The study to evaluate global risks, commissioned in preparation for this year's "World Economic Forum" (WEF), comes to conclusions which have already been identified as future risks and submitted for discussion by other experts for years.
OXFAM, a global operating aid and development organization, points out on the occasion of this years World Economic Forum that the 100 richest people of the world (of which many will certainly attend in Davos - editor's note) earned four times the sum that would be needed to overcome global poverty in the last year only. A global "New Deal" is needed to reverse the inequality growing for decades.
Joseph E. Stieglitz recently denounced in the New York Times that, after four decades of enlarging inequality, still no action against this development was taken. He draws particular attention to the dramatic disappearance of the middle class in favor of a growing distance to the absolute wealthiest who get richer with increasing speed and breathtaking growth figures.
Also in the NYT Paul Krugman replies Stiglitz with an argument that makes you think:
"So am I saying that you can have full employment based on purchases of yachts, luxury cars, and the services of personal trainers and celebrity chefs?
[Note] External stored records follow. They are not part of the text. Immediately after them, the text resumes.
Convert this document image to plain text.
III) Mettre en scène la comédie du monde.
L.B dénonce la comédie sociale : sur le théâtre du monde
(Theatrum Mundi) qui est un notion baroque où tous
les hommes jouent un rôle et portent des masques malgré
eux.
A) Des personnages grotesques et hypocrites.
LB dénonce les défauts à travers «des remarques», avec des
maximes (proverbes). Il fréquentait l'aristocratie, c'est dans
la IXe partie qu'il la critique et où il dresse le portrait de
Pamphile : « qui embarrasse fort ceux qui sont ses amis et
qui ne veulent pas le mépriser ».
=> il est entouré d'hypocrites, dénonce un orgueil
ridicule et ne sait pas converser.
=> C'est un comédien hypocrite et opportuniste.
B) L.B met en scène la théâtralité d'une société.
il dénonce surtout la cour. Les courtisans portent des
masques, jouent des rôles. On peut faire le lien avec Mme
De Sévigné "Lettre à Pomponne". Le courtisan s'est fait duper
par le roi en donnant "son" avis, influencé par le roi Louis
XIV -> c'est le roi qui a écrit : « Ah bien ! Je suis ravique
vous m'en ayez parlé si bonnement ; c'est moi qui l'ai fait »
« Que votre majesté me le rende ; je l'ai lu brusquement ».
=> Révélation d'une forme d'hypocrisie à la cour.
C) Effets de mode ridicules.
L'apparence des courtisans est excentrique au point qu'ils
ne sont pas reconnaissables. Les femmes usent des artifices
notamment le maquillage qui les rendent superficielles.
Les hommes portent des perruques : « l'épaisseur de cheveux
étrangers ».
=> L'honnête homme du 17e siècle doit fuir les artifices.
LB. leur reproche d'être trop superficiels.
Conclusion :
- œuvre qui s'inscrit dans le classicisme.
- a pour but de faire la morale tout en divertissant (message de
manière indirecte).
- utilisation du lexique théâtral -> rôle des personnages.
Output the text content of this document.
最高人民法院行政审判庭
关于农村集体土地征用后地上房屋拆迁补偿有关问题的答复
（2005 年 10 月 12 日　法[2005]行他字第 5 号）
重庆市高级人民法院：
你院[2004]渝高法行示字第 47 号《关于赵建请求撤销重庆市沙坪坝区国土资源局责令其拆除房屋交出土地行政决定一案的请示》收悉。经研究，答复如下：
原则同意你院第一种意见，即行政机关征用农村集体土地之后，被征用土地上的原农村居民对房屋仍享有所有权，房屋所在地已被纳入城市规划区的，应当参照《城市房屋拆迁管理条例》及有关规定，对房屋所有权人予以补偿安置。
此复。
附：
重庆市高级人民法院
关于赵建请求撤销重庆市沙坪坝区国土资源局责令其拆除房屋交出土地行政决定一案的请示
Well, yes. You don't have to like it, but economics is not a morality play, and I've yet to see a macroeconomic argument about why it isn't possible."
These highly decorated experts suggest basically why the elites still not (want to?) recognize what the actual causes of inequality are. If the accumulated financial assets constantly would be spent for yachts and luxury cars, we possibly would have a smaller inequality problem. But the immensely growing financial wealth of the "1%" are not growing by consuming, but by investing. Growth in investments is only possible through growth of debt on the other side. And the other side, those are the 99%, directly and indirectly feed the wealth of the "1%".
They still act like the income of the richest has any kind of relation to a specific service provided by the wealthy. But growing income through wealth is the result of an allowance of all - really all, including the poorest people - for which the holders of capital provide absolutely no service. The existing financial system, more precisely, the monetary system, protects the feeding of the wealth of the "1%", and in this respect is non-reformable. The monetary system should be replaced by a completely new one, geared to the needs of man and nature.
It is therefore only logical that in Davos the financial system will not be up for discussion. Because this would indeed question the "business basis" of nearly everyone present.
Important is the signal to the frightened people in the world that the elites are aware of the growing inequality and that they take people's concerns of further social decline seriously. That has to be enough.
One would hope that there would be some "rich and powerful" in Davos, who for once had the courage to question this system that feeds them. But these kind of speeches probably only exist in Hollywood movies. It could mean the salvation of at least part of their currently existing wealth, because one thing is clear: The growing inequality will lead to total destruction in the end. Including the wealth of the "1%".